Peki, çocuk yetiştirmenin özü nedir?
Çocuk eğitiminin özü, çocuğun doğasına saygı duymaktır… Mizacının onu var edişine zemin hazırlamaktır… Onu yönetmek ve yönlendirmek değil, onun kendisi olmasına olanak tanımaktır.
Sizin için kitap yazmak mı okumak mı daha keyifli bir süreç?
Benim için çocuk davranışlarını gözlemlemek, analiz etmek daha keyifli bir süreç. Çocuk davranışlarını gözlemledikçe hem kitap yazıyorum hem kitap okuyorum.
Kitabın Ortası okurlarına çocuk eğitimi alanında okumaları için tavsiye edebileceğiniz kaynak kitaplar var mı?

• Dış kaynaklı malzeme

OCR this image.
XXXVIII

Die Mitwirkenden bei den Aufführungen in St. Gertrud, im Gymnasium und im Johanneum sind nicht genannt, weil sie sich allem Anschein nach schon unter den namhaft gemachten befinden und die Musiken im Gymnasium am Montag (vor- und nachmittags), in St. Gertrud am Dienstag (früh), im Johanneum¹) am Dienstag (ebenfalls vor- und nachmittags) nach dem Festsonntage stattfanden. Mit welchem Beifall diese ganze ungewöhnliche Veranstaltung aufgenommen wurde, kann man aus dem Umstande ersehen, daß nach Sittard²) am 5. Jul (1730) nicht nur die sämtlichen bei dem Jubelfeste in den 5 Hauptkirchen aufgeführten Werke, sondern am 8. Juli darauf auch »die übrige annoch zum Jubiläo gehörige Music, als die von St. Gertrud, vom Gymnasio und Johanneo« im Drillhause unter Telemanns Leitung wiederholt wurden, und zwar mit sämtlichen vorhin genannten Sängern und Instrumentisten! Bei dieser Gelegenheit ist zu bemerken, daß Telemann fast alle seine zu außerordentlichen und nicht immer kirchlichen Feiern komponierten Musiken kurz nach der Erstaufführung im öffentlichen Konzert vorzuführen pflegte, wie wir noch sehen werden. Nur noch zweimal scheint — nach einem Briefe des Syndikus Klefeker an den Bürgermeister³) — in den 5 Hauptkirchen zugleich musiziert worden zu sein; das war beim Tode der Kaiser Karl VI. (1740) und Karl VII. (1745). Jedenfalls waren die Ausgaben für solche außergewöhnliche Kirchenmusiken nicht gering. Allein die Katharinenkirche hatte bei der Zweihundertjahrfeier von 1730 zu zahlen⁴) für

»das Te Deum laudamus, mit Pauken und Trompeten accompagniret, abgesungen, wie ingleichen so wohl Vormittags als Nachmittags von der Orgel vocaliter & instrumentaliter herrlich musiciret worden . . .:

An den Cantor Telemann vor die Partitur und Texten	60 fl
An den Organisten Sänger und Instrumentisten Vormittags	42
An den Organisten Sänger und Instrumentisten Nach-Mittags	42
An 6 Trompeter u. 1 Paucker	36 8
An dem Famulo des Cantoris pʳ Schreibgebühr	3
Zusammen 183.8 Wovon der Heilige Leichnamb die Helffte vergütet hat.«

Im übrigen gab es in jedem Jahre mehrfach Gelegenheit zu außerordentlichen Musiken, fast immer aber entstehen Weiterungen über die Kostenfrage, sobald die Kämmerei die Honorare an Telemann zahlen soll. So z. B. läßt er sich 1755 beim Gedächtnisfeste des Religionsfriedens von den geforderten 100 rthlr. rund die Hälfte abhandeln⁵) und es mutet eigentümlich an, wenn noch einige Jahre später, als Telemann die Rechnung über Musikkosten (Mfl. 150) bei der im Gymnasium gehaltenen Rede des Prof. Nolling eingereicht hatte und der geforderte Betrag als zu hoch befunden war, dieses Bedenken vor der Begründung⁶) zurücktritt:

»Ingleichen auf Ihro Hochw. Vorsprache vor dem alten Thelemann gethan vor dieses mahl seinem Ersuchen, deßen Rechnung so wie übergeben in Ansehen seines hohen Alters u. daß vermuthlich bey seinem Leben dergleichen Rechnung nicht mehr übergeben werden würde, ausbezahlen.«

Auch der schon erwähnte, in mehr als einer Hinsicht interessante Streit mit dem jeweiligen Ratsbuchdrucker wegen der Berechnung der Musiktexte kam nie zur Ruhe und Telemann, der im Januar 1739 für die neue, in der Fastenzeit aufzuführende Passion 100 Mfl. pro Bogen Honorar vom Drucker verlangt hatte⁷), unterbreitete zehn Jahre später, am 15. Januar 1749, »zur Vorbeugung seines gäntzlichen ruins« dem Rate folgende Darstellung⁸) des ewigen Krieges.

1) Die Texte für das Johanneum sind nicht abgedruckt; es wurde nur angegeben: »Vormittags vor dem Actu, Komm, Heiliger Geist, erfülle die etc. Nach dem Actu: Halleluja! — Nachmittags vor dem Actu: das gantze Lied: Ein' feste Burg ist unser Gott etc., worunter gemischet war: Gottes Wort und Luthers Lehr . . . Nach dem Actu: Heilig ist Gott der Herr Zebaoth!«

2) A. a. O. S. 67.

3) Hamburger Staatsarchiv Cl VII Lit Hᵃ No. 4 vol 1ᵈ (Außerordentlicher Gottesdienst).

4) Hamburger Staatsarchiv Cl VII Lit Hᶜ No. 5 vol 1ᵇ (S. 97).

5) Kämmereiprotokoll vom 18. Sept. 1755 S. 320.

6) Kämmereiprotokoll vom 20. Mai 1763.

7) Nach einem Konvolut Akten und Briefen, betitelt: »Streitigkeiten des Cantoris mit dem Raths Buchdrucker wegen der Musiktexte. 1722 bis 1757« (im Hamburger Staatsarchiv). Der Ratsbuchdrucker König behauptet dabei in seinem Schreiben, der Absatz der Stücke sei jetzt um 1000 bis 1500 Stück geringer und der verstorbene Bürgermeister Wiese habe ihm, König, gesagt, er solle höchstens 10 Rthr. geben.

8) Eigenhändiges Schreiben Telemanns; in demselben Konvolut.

Size bu alanda 5 tane kitap önerebilirim:
- Alice Miller-Yetenekli Çocuğun Dramı,
- Daniel Siegel-Dramsız Disiplin,
- Nilüfer Devecigil-Işığın Yolu,
- Maia Szalavitz-Köpek Gibi Büyütülmüş Çocuk,
- Dana Suskind-Otuz Milyon Kelime.
Yakın zamanda okuduğunuz ve okurlarımıza tavsiye edebileceğiniz kitaplar var mı?
Yakın zamanda Mark Wolynn’in Seninle Başlamadı kitabını okudum, okurlarınıza da okumalarını tavsiye ederim.